Il contesto storico-articolo di Riccardo Pieroni
Cavità naturali profonde usate come trappole mortali senza via d’uscita. Persone che venivano gettate vive o morte in gole profonde. Tra il 1943 e il 1947 si calcola che almeno diecimila italiani vennero inghiottiti nelle foibe, cavità tipiche della regione del Carso, altopiano roccioso che si estende tra Friuli Venezia Giulia, Slovenia e Croazia. Il terribile eccidio venne compiuto dai partigiani del maresciallo Tito. Il comandante iugoslavo filosovietico voleva eliminare la presenza italiana in Istria e Dalmazia. Le ragioni di questa efferata violenza sono da ricercare nel fatto che i partigiani jugoslavi volevano vendicarsi del fascismo. Dalla fine della Prima Guerra Mondiale fino all’armistizio dell’8 settembre 1943 il governo di Roma aveva amministrato duramente le zone dell’Istria e della Dalmazia, abitate non soltanto da italiani, ma anche da popolazioni slovene e croate. Queste popolazioni furono oggetto di un’italianizzazione forzata da parte dei fascisti e di una serie di deportazioni nei lager nazisti.

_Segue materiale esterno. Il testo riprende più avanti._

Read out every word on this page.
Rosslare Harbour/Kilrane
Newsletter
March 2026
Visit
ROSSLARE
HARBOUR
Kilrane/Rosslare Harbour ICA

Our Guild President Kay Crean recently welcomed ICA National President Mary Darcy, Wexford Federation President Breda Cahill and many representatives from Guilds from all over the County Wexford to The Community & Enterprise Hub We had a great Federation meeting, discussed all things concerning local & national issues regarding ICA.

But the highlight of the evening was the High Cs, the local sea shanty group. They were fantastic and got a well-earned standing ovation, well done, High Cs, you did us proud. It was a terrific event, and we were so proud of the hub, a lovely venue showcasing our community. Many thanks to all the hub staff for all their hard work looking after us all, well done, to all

Da qui il desiderio di vendetta da parte di Tito, salito al potere nel 1945. Una vendetta che colpì indistintamente tutti gli italiani, senza alcuna differenza tra fascisti e antifascisti. Il maresciallo jugoslavo occupò Trieste con il suo esercito (1 maggio 1945). Nel giro di due mesi gli italiani che vivevano in Istria, in Dalmazia e nella città di Fiume furono costretti ad abbandonare tutto e a fuggire. Chi non lo fece venne ucciso dall’esercito di Tito e gettato nelle foibe o deportato nei campi di concentramento in Slovenia e in Croazia. Perché il 10 febbraio: il 10 febbraio 1947 veniva firmato un trattato di pace – il trattato di Parigi – con cui venivano assegnate alla Jugoslavia città e terre italiane. Escludendo il “territorio libero di Trieste”, suddiviso in una zona A affidata al governo alleato e in una zona B gestita dalla Jugoslavia, le città costiere dell’Istria – è il caso di Fiume – finirono nelle mani del maresciallo Tito.Il trattato provocò esodi di massa della popolazione italiana. La città istriana di Pola, abitata perlopiù da italiani, si svuotò in pochi mesi: 28mila persone su 30 mila se ne andarono. In trent’anni – fino alla firma del trattato di Osimo (1975) – si stima che trecentomila italiani emigrarono.